# Tail Of The Dragon - Ride Report



## GeoCyclist (Oct 31, 2002)

I had the pleasure of cycling in the Smokey Mountains this July. I was visiting family in the Knoxville area, and just happened to bring my bike along for the trip. The local bike club turned me onto the most enjoyable ride up and down the “Tail of the Dragon”. The “Dragon” is 11 miles of hwy 129 from the Tennessee / North Carolina state line heading down towards Maryville TN. The Dragon is not about negotiating a steep decent (see the attached elevation profile), but all about cornering. There are 318 curves in the 11 miles of the Dragon. There is a lot of info about this road posted on the web. I started my ride on the Foothill Parkway, and turned around at the dam in NC, to put together an 80 mile ride. The only photos I have were taken by the professional photographers who hangout along the roadside of the Dragon. The Dragon is a big time motorcycle attraction, and the photographers do a pretty good job of snapping a photo of everyone who rides by. I downloaded the photos off the photographer’s websites after I paid for the photos.
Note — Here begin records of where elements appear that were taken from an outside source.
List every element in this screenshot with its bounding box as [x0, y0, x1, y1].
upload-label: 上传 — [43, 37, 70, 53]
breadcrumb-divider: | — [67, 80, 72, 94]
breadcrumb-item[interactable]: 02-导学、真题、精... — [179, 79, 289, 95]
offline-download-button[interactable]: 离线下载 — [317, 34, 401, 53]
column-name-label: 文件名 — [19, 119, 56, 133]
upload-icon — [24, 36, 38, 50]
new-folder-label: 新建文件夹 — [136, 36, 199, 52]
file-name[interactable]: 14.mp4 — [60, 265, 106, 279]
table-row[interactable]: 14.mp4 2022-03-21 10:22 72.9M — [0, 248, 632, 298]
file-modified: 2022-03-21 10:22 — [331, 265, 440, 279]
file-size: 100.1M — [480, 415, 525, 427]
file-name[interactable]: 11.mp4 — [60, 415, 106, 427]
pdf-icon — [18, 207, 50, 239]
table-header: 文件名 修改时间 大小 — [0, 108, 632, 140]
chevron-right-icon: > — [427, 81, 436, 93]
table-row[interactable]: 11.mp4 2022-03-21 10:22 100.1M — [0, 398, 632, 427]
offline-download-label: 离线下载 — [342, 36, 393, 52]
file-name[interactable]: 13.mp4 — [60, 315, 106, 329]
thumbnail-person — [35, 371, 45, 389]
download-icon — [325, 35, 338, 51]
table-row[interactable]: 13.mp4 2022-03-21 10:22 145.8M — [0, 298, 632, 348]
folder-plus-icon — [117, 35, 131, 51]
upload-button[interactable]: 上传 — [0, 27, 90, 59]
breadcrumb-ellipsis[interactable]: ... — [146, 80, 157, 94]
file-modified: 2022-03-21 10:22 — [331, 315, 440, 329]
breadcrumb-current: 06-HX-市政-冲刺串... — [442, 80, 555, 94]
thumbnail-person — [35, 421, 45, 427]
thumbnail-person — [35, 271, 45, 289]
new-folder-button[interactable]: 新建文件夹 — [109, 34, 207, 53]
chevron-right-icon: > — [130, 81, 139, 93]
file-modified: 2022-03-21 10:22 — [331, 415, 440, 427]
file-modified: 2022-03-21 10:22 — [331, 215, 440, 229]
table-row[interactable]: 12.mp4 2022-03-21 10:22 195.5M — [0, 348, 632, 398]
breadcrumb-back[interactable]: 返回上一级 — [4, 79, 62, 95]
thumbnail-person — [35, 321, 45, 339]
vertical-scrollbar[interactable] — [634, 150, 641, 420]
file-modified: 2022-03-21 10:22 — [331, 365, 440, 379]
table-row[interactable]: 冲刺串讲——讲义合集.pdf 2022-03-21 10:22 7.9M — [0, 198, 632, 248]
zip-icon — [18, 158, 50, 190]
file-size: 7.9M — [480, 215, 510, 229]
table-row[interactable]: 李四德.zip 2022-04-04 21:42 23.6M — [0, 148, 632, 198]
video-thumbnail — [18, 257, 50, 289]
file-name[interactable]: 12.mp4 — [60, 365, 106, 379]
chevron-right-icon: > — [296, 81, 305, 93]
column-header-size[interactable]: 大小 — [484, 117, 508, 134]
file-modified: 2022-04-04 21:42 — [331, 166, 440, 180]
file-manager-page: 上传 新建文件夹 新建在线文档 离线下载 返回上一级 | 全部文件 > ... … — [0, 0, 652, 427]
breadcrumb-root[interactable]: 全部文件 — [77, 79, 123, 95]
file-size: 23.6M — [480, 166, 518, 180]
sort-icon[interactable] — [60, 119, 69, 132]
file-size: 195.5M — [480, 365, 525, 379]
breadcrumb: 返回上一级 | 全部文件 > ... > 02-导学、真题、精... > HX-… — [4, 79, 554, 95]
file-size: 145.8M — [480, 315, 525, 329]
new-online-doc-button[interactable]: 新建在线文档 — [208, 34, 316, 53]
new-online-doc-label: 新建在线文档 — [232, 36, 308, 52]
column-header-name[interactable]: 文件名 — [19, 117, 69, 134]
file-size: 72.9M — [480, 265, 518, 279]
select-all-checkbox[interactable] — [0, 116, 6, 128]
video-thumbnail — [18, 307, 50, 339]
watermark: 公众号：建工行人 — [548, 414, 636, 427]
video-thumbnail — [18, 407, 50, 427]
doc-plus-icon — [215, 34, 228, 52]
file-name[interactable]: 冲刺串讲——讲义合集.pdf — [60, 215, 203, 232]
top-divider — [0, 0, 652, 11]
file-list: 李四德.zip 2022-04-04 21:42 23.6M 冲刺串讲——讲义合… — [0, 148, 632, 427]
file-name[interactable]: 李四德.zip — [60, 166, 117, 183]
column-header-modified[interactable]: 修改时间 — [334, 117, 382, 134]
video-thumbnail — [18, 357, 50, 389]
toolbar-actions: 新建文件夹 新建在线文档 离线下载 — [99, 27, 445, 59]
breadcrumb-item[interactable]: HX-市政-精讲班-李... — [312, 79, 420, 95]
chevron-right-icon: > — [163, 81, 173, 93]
If you happen to be in the Knoxville area, and want an interesting place to ride, the Parkway with the Tail of the Dragon tagged on the end is a great ride.

Note of caution; the motorcycles were no problem at all, however, watch out for the trucks!


----------



## MB1 (Jan 27, 2004)

Those photographers knew the spot to pic although I bet ladies (if they are anything like my wife) wouldn't like all of those rear shots of themselves.....


----------



## NealH (May 2, 2004)

Maybe the motorcycles were not a problem on the particular day that you rode it but, they certainly can be. I believe there are several wrecks each year on that stretch that involve a motorcycle missing one of the turns and, some are fatal. It is a great road to ride but, not the most cyclist friendly - imho. Occasionally sports cars will come ripping through the turns which can be unnerving when on a bike - especially when descending after Deals Gap. 

The TOD is part of the Cherohala Challenge route. This route includes the Cherohala Skyway with its associated climb and descent. Its a great ride - and a strenuous one.


----------



## FatTireFred (Jan 31, 2005)

now that looks like fun


----------



## brentster (Jul 12, 2007)

My Dad and Stepmom flew up to Bowling Green, KY to take delivery of their new 2007 Corvette at the factory / museum. They drove it straight over to the Tail of the Dragon and let it rip. He said it was a blast.

They proceeded through the Carolinas, Georgia, Louisiana, and back to Austin, TX.


----------